The motive force assistance systems could use refinement. The lane-keeping system tugs on the steering wheel while you’re holding the wheel, then wanders a bit within the lane if you happen to chill out your grip. The powertrain switch from the combustion engine to the electrical motor is smooth enough, the soft brake pedal and the switch from regen to mechanical braking beg for polish. And when the Co 01’s sensor suite detected an invisible object it decided to panic brake for, the powertrain needed a few seconds to revive full power.

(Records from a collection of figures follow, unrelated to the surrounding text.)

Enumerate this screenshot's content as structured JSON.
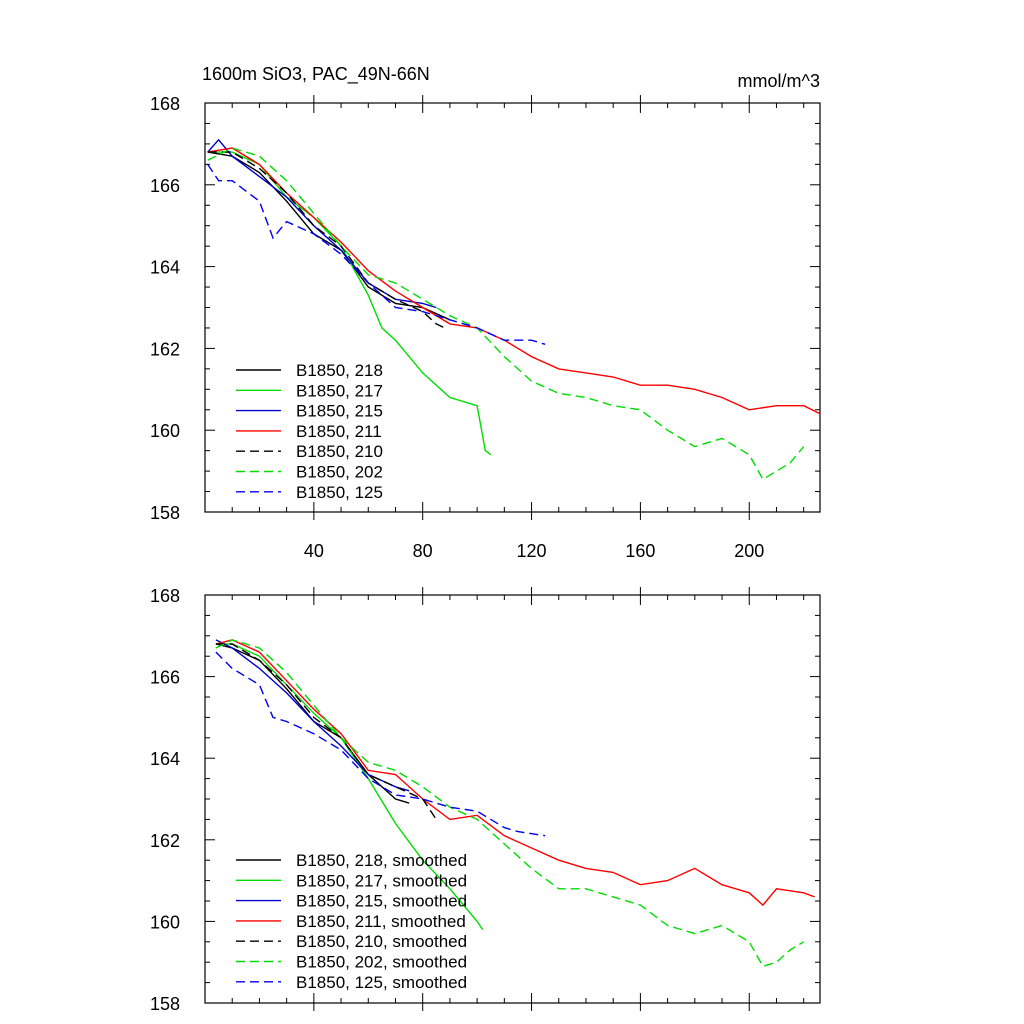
{
  "chart_data": [
    {
      "type": "line",
      "title": "1600m SiO3, PAC_49N-66N",
      "units": "mmol/m^3",
      "xlim": [
        0,
        226
      ],
      "ylim": [
        158,
        168
      ],
      "x_ticks": [
        40,
        80,
        120,
        160,
        200
      ],
      "x_tick_labels": [
        "40",
        "80",
        "120",
        "160",
        "200"
      ],
      "y_ticks": [
        158,
        160,
        162,
        164,
        166,
        168
      ],
      "y_tick_labels": [
        "158",
        "160",
        "162",
        "164",
        "166",
        "168"
      ],
      "legend_position": "bottom-left",
      "series": [
        {
          "name": "B1850, 218",
          "color": "#000000",
          "dash": "solid",
          "x": [
            1,
            10,
            20,
            30,
            40,
            50,
            60,
            70,
            80,
            90
          ],
          "y": [
            166.8,
            166.7,
            166.3,
            165.6,
            164.8,
            164.4,
            163.5,
            163.1,
            163.0,
            162.7
          ]
        },
        {
          "name": "B1850, 217",
          "color": "#00dd00",
          "dash": "solid",
          "x": [
            1,
            10,
            20,
            30,
            40,
            50,
            60,
            65,
            70,
            80,
            90,
            100,
            103,
            105
          ],
          "y": [
            166.8,
            166.8,
            166.5,
            165.7,
            165.2,
            164.5,
            163.3,
            162.5,
            162.2,
            161.4,
            160.8,
            160.6,
            159.5,
            159.4
          ]
        },
        {
          "name": "B1850, 215",
          "color": "#0000cc",
          "dash": "solid",
          "x": [
            1,
            5,
            10,
            20,
            30,
            40,
            50,
            60,
            70,
            80,
            85
          ],
          "y": [
            166.8,
            167.1,
            166.7,
            166.2,
            165.7,
            165.0,
            164.4,
            163.6,
            163.2,
            163.1,
            163.0
          ]
        },
        {
          "name": "B1850, 211",
          "color": "#ff0000",
          "dash": "solid",
          "x": [
            1,
            10,
            20,
            30,
            40,
            50,
            60,
            70,
            80,
            90,
            100,
            110,
            120,
            130,
            140,
            150,
            160,
            170,
            180,
            190,
            200,
            210,
            220,
            226
          ],
          "y": [
            166.8,
            166.9,
            166.5,
            165.8,
            165.2,
            164.6,
            163.9,
            163.4,
            163.0,
            162.6,
            162.5,
            162.2,
            161.8,
            161.5,
            161.4,
            161.3,
            161.1,
            161.1,
            161.0,
            160.8,
            160.5,
            160.6,
            160.6,
            160.4
          ]
        },
        {
          "name": "B1850, 210",
          "color": "#000000",
          "dash": "dashed",
          "x": [
            1,
            10,
            20,
            30,
            40,
            50,
            60,
            70,
            80,
            85,
            88
          ],
          "y": [
            166.8,
            166.8,
            166.4,
            165.8,
            165.0,
            164.5,
            163.6,
            163.2,
            162.9,
            162.6,
            162.5
          ]
        },
        {
          "name": "B1850, 202",
          "color": "#00dd00",
          "dash": "dashed",
          "x": [
            1,
            10,
            20,
            30,
            40,
            50,
            60,
            70,
            80,
            90,
            100,
            110,
            120,
            130,
            140,
            150,
            160,
            170,
            180,
            190,
            200,
            205,
            210,
            215,
            220
          ],
          "y": [
            166.6,
            166.9,
            166.7,
            166.1,
            165.3,
            164.5,
            163.8,
            163.6,
            163.2,
            162.8,
            162.5,
            161.8,
            161.2,
            160.9,
            160.8,
            160.6,
            160.5,
            160.0,
            159.6,
            159.8,
            159.4,
            158.8,
            159.0,
            159.2,
            159.6
          ]
        },
        {
          "name": "B1850, 125",
          "color": "#0000ee",
          "dash": "dashed",
          "x": [
            1,
            5,
            10,
            20,
            25,
            30,
            40,
            50,
            60,
            70,
            80,
            90,
            100,
            110,
            120,
            125
          ],
          "y": [
            166.5,
            166.1,
            166.1,
            165.6,
            164.7,
            165.1,
            164.8,
            164.3,
            163.6,
            163.0,
            162.9,
            162.7,
            162.5,
            162.2,
            162.2,
            162.1
          ]
        }
      ]
    },
    {
      "type": "line",
      "xlim": [
        0,
        226
      ],
      "ylim": [
        158,
        168
      ],
      "x_ticks": [
        40,
        80,
        120,
        160,
        200
      ],
      "y_ticks": [
        158,
        160,
        162,
        164,
        166,
        168
      ],
      "y_tick_labels": [
        "158",
        "160",
        "162",
        "164",
        "166",
        "168"
      ],
      "legend_position": "bottom-left",
      "series": [
        {
          "name": "B1850, 218, smoothed",
          "color": "#000000",
          "dash": "solid",
          "x": [
            4,
            10,
            20,
            30,
            40,
            50,
            60,
            70,
            75
          ],
          "y": [
            166.8,
            166.7,
            166.4,
            165.7,
            164.9,
            164.5,
            163.6,
            163.0,
            162.9
          ]
        },
        {
          "name": "B1850, 217, smoothed",
          "color": "#00dd00",
          "dash": "solid",
          "x": [
            4,
            10,
            20,
            30,
            40,
            50,
            60,
            70,
            80,
            90,
            100,
            102
          ],
          "y": [
            166.8,
            166.8,
            166.5,
            165.8,
            165.1,
            164.5,
            163.5,
            162.4,
            161.5,
            160.8,
            160.0,
            159.8
          ]
        },
        {
          "name": "B1850, 215, smoothed",
          "color": "#0000cc",
          "dash": "solid",
          "x": [
            4,
            10,
            20,
            30,
            40,
            50,
            60,
            70,
            75
          ],
          "y": [
            166.9,
            166.7,
            166.2,
            165.6,
            164.9,
            164.3,
            163.6,
            163.3,
            163.2
          ]
        },
        {
          "name": "B1850, 211, smoothed",
          "color": "#ff0000",
          "dash": "solid",
          "x": [
            4,
            10,
            20,
            30,
            40,
            50,
            60,
            70,
            80,
            90,
            100,
            110,
            120,
            130,
            140,
            150,
            160,
            170,
            180,
            190,
            200,
            205,
            210,
            220,
            224
          ],
          "y": [
            166.8,
            166.9,
            166.6,
            165.9,
            165.2,
            164.6,
            163.7,
            163.6,
            163.0,
            162.5,
            162.6,
            162.1,
            161.8,
            161.5,
            161.3,
            161.2,
            160.9,
            161.0,
            161.3,
            160.9,
            160.7,
            160.4,
            160.8,
            160.7,
            160.6
          ]
        },
        {
          "name": "B1850, 210, smoothed",
          "color": "#000000",
          "dash": "dashed",
          "x": [
            4,
            10,
            20,
            30,
            40,
            50,
            60,
            70,
            80,
            85
          ],
          "y": [
            166.8,
            166.8,
            166.4,
            165.8,
            165.0,
            164.5,
            163.6,
            163.3,
            163.0,
            162.5
          ]
        },
        {
          "name": "B1850, 202, smoothed",
          "color": "#00dd00",
          "dash": "dashed",
          "x": [
            4,
            10,
            20,
            30,
            40,
            50,
            60,
            70,
            80,
            90,
            100,
            110,
            120,
            130,
            140,
            150,
            160,
            170,
            180,
            190,
            200,
            205,
            210,
            215,
            220
          ],
          "y": [
            166.7,
            166.9,
            166.7,
            166.1,
            165.3,
            164.5,
            163.9,
            163.7,
            163.3,
            162.8,
            162.5,
            161.9,
            161.3,
            160.8,
            160.8,
            160.6,
            160.4,
            159.9,
            159.7,
            159.9,
            159.5,
            158.9,
            159.0,
            159.3,
            159.5
          ]
        },
        {
          "name": "B1850, 125, smoothed",
          "color": "#0000ee",
          "dash": "dashed",
          "x": [
            4,
            10,
            20,
            25,
            30,
            40,
            50,
            60,
            70,
            80,
            90,
            100,
            110,
            115,
            125
          ],
          "y": [
            166.6,
            166.2,
            165.8,
            165.0,
            164.9,
            164.6,
            164.2,
            163.5,
            163.1,
            163.0,
            162.8,
            162.7,
            162.3,
            162.2,
            162.1
          ]
        }
      ]
    }
  ]
}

Other than those nuances, the Lynk & Co Co 01 is a decent tool with an enigmatic barcode name. The plastics are fitting, the textile arrangements on the cozy seats and a couple of other design features show intention. The panoramic roof got here with a sunshade, and the front roof panel opens. The digital gauge display is usually monochrome with a couple of color accents, all its presented information crisp and vibrant. In-car navigation was easy to determine, Android Auto integration was seamless. The engine burble under regular effort won’t offend anyone, nor will tire noise from the Bridgestone Turanza 235/45 rubber on 20-inch wheels. The back seats were the type of cozy I expect for my 5’11 frame, still roomy enough for my head and legs for me to haven’t any qualms taking the second row on a visit.
Lynk’s unique propositions are a subscription service and automobile sharing. In 2022, the corporate pushed subscriptions over sales, someone in a position to get right into a Co 01 for €550 ($608 U.S.) per thirty days with insurance and maintenance covered. The worth is now €600 ($664 U.S.) per thirty days, 11 months the utmost tenure before needing to enroll again. Subscribers and owners also can share their vehicles, establishing a single-car Turo operation through the Lynk & Co app. Lynk even covers the insurance for the borrower if the arrangement is ready up through the automaker’s app.
Buyers in our market haven’t taken to those opportunities. If Lynk sanded out a few of the Co 01’s burrs and glued that rearview camera, there’s no reason the crossover couldn’t find buyers here. It will just must be priced like a hungry newcomer, undercutting models just like the $40,775 Hyundai Tucson PHEV, $42,145 Mitsubishi Outlander PHEV and $45,085 Toyota RAV4 Prime by enough hundreds to make it definitely worth the risk. That’s not exactly Lynk’s model in Europe, though. The Co 01 starts at €44,500 in France ($49,267 U.S.), the Tucson PHEV at €47,200 ($52,256 U.S.), the Mitsubishi Eclipse Cross PHEV at €42,990 ($47,595 U.S.), the Toyota RAV4 PHEV at €50,450 ($55,854 U.S.). More importantly, home-market competitors just like the Renault Symbioz E-Tech start at €34,900 ($38,638 U.S.), the Peugeot 3008 PHEV at €40,390 ($44,717 U.S.).
So we do not see a Lynk & Co Co 01 in our domestic future. But we had a high-quality time in it, and once we’re in Europe again, we’ll be looking out to get into one again.